Use of PCR has demonstrated TTV in sera, liver tissue, peripheral blood mononuclear cells (PBMC), bile and feces (l4,l5,l6,l7,18). Detection of viral DNA in the liver and PBMC of infected subjects suggests that TTV is hepatotropic and possibly, that it could replicate in other cells exept hepatocytes. Also, such different sources of viral identification are improtant for virus loading and routes of infection.
EPIDEMIOLOGY OF TTV AND RISK OF TRANSMISSION
The world prevalence of TTV is very variable, mainly depending of the assay sensitivity and specificity. It includes the choice of the primer set for PCR diagnostic methodology, the procedure of PCR assay (e.g. nested or semi-nested) as well as of the part or whole genome for selection and amplification. As different primers could give different genome detection results, it may be the reason for great disproportions of reported results in epidemiology investigations.

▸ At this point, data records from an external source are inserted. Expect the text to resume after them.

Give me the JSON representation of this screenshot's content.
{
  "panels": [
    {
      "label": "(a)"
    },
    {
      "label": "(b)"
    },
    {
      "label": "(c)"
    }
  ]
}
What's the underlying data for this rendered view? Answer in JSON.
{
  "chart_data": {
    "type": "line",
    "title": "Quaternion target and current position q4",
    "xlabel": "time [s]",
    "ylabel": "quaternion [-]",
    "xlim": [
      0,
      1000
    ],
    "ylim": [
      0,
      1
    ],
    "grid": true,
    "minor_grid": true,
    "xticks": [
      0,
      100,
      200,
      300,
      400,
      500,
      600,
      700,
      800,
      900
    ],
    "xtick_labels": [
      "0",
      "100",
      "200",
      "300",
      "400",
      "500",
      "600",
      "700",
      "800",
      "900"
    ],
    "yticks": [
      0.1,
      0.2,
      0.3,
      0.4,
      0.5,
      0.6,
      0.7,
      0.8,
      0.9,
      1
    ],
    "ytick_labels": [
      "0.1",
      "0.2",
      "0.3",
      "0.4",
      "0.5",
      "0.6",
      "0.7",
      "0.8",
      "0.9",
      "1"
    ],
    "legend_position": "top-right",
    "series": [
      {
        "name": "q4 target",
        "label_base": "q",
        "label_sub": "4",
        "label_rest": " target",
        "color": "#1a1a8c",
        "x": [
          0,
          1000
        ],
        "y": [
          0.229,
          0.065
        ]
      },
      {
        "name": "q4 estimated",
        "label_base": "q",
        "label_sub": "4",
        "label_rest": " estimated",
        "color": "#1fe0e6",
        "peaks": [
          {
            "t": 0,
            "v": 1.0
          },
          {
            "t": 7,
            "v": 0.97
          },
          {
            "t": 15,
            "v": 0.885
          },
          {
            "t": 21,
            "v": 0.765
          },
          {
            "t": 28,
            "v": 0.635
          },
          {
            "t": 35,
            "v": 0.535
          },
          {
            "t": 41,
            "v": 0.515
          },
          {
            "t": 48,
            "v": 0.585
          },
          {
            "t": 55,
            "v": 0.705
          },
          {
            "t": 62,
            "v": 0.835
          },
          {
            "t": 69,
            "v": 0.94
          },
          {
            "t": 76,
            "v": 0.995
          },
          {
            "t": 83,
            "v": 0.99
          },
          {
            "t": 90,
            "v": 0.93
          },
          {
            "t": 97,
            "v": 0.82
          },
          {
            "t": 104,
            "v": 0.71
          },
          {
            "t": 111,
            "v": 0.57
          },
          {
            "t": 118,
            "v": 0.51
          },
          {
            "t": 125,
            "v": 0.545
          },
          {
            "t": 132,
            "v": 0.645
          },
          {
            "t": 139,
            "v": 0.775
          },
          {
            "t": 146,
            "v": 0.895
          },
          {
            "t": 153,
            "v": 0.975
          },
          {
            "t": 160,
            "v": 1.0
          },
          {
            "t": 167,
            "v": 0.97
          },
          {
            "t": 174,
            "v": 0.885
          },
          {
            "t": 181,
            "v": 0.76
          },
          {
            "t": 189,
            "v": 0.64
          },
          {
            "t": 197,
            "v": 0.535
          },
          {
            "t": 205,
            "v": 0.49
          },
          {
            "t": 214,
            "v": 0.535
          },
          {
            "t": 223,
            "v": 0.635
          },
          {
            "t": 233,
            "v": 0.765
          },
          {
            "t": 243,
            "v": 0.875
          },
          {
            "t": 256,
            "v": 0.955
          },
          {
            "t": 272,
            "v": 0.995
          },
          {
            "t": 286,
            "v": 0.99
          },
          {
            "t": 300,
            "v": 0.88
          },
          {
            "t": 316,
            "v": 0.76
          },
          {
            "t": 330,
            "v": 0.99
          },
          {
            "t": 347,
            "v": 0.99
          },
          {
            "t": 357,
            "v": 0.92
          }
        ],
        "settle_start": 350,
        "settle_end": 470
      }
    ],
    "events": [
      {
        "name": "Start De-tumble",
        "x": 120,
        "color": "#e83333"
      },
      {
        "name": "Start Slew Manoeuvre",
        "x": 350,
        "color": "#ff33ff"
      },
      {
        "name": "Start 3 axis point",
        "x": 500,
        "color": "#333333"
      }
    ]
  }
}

The prevalence of TTV was first started to investigate in Japanese patients and then broadened to other countries throuhgout the world. TTV DNA was detected in heterogeneous individuals, from healthy people as were blood donors, then, in the patients with acute and chronic hepatitis of unknown etiology or coinfected with known viruses (mostly with hepatitis C virus infection), patients with a risk of parenteral infections (e.g. patients who received blood and blood products, i.v. drug users, patients with thalassemia and hemophilia, patients on hemodialysis), moreover, in the patients with high risk of sexual infections etc.
TTV DNA positivity was found in the rates from 5% to 92% in investigations from Japanese blood donors (19,20,21,22,23,24). In mostly reports, the TTV prevalences were higher than 20%, confirming earlier suspected assumption for precisely primers use in practical investigations. In different other healthy population, e.g. medical workers and pregnant women, detected rates of TTV DNA were 24% and 27,8%, respectively (25,26). The prevalence in children was lower than adults with the rate of 5% (27). According to those data, the prevalence of TTV in Japanese general population is obviously extremelly high.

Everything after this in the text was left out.